There is something about the stage that lures the normally solitary novelist. Wanting to see his words come to life, he is drawn into a crowded, noisy world of actors and directors, props and costumes, makeup and make-believe. Even such distinguished American writers like Henry James and Ernest Hemingway succumbed to the lure and wrote plays, while others, including F. Scott Fitzgerald and William Faulkner, tried their hand at Hollywood. Usually, however, their efforts have not been very successful. James' plays were a terrible disaster; Hemingway's one play, The Fifth Column, set in Madrid during the Spanish Civil War, is awkward and heavy-handed. Faulkner only used Hollywood as a means of support, so he could then better devote himself to the extraordinary residents of Yokinapatawpha County; the best thing that Fitzgerald ever wrote in Hollywood was his unfinished novel, The Last Tycoon.
Savagely Satirical
It is an occasion of some interest, then, when a highly regarded novelist writes a play that turns out to be witty and provocative, leaving one hoping that he will write another. The author in question is Don DeLillo, winner of the 1985 National Book Award for his savagely satirical novel White Noise. The Day Room, an absurdist two-act play about modern medicine, lunacy, acting, television, and death, premiered at the American Repertory Theatre in Boston in 1986. I saw a superb revival at Washington's Woolly Mammoth Theatre this past May.
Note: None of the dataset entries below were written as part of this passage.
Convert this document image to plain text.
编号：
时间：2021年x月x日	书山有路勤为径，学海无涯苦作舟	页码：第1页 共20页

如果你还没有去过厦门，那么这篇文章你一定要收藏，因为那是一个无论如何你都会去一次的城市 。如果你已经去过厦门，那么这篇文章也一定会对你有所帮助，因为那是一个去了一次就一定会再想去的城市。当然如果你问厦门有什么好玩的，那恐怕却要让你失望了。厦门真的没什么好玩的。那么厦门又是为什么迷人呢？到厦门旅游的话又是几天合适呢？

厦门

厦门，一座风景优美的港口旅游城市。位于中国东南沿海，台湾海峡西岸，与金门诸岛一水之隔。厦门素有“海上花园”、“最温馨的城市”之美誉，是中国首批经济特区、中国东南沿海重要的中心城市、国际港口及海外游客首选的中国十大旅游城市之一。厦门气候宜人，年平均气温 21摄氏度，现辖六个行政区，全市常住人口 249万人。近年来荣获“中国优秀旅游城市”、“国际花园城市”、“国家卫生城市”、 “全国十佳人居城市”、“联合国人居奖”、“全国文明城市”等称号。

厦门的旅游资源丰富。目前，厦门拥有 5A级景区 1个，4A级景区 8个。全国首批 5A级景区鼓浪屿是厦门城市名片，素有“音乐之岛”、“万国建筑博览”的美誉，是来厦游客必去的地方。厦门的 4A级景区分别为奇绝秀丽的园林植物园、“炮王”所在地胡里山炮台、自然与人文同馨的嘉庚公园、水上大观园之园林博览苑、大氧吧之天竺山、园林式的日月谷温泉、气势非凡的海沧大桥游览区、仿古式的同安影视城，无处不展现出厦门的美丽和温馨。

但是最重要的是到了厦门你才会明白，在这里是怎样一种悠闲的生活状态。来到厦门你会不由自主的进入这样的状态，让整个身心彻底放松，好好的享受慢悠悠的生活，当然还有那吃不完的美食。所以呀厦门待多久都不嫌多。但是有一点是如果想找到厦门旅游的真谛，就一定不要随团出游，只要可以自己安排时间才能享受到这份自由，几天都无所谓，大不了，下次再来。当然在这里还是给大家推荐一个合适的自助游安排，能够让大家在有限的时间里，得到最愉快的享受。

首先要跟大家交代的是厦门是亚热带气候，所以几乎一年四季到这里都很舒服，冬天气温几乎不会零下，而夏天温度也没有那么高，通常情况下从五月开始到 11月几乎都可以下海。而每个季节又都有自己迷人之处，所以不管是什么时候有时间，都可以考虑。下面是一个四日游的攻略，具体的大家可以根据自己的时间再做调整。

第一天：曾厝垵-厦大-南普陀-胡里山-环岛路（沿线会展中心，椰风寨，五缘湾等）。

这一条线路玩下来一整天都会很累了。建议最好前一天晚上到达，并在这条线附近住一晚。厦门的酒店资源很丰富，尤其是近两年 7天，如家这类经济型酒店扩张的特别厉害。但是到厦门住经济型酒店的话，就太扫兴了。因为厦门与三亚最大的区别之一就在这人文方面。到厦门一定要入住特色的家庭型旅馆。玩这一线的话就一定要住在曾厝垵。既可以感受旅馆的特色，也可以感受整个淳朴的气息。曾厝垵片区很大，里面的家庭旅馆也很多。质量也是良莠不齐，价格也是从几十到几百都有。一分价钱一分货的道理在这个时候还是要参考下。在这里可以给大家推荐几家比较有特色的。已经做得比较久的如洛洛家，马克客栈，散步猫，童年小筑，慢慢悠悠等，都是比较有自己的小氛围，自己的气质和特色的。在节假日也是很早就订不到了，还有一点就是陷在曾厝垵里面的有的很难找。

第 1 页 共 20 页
DeLillo has written nine critically acclaimed novels, the latest of which is his first bestseller, Libra, about Lee Harvey Oswald and the assassination of John F. Kennedy (Libra being Oswald's zodiac sign). As Anthony DeCurtis wrote in Rolling Stone, Libra is more a culmination than a departure from DeLillo's earlier books. His first novel, Americana, ends in Daley Plaza, the site of Kennedy's murder, and references to the assassination appear in several of his other books. In Libra, DeLillo describes Kennedy's death as "the seven seconds that broke the back of the American century." Killings and death, in fact, pervade DeLillo novels like Players, Running Dog, The Names, and his award-winning White Noise.
Comic and Cosmic
But all is not sturm und drang in a DeLillo novel, which is invariably leavened by black humor. In fact, critics complain that in his early work DeLillo tried too hard to be funny, to the detriment of character and plot development. In his more recent work, he has generally achieved a balance between the comic and the cosmic.
"White Noise" refers to death, as Christopher Lehmann-Haupt points out in the New York Times, quoting the following dialogue:
Jack Gladney (the novel's protagonist): "What if death is nothing but sound?"
Babette Gladney: "Electrical noise."
Jack: "You hear it forever. Sound all around. How awful."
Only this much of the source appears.